A transmedia story unfolds across multiple media platforms with each new text making a distinctive and valuable contribution to the whole. 

Jenkins offers The Matrix as a case in point.  This "property" is now three movies, a program of animated films, a series of comics, a couple of games…and counting. 

So what happens if we thinking about brands from a transmedia point of view?  I don’t mean only entertainment brands like the Matrix or Star Wars.  I mean products like Campbell’s Soup, Coca-Cola, Mr. Clean, Purdue (chicken), and Brown Jordan (furniture).  Should these brands  "go transmedia."  Is this the way to build the brand that will speak to the consumers of the 21st century?

The answer tomorrow.  Please come back Part II.  [Sorry, I ran out of time.]

Reference

Jenkins, Henry.  Forthcoming.  Convergence culture: Where old and new media intersect.  New York: New York University Press. 

5 thoughts on “Transmedia: branding’s next new thing?

  1. Jüri Saar

    Interesting story, I especially liked the Matrix case, which I followed with interest through almost all of the mediums.

    Right now “Lost” seems to be all over the place.

    First making their content available for video iPods through iTunes, then launching podcasts (http://abc.go.com/primetime/lost/podcasts.html ) with some experimenting taking place with the format, and now declaring their intention to do original content for mobile phones (http://news.com.com/Lost+deal+hatched+for+mobile/2100-1026_3-5960652.html ).

    It’ll be interesting to see how the “Lost” experiment develops, and if certain mediums begin to get “typecast” e.g. podcasts for behind the scenes and mobile content for alternative views, but I’m looking forward to part 2.

  2. Grant

    Juri, thanks, the Matrix example, for me, raises the issues of how many more or less different narrative can share a putative sameness and at what point the narrative breaks open like a birthday pinata.

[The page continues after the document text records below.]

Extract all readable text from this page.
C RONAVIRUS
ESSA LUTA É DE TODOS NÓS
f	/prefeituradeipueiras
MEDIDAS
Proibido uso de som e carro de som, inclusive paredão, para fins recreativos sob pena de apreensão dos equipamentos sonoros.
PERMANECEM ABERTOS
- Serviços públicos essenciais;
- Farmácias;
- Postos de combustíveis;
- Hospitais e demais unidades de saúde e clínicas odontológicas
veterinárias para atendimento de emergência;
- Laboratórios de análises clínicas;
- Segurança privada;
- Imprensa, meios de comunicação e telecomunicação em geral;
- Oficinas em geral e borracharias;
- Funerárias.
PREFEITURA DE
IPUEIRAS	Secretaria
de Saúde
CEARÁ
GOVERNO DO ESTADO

It is a measure perhaps of our new tolerance for, and interest in, messy categories that we are prepared to say of all the Maxtrix venues, yes, this is one narrative. And this is perhaps some measure of our new tolerance for, and interest in, multiplicity, that we now care about properties and brands that have “many faces,” many identities. Thanks, Grant

    Steve, Thanks for the link. It’s really good. It reminds me that there is one aspect of AG that I forgot to mention: that kids can buy the same outfits as their dolls. I also like your recursion idea and both come out in this passage, which if I may, I will reproduce here.

    The store plays host to young girls with their mothers, and their grandmothers, each
    taking this in from a different perspective. Grandmothers
    remember their childhood, and raising their own children,
    mothers can continue a legacy, and the girls are into
    something tuned just for them. The extra dollop of genius
    is in the next step of recursion: the child can play
    mother to her doll through these products (certainly,
    allowing a young girl to play at motherhood has been part
    of the appeal of dolls forever, but American Girl taps
    into that incredibly well, for example the Dress Like
    Your Doll department with matching girl-sized and
    doll-sized outfits). The result is three-and-a-half
    generations of customers! (please see Steve’s link above for the origin and the rest of this passage.)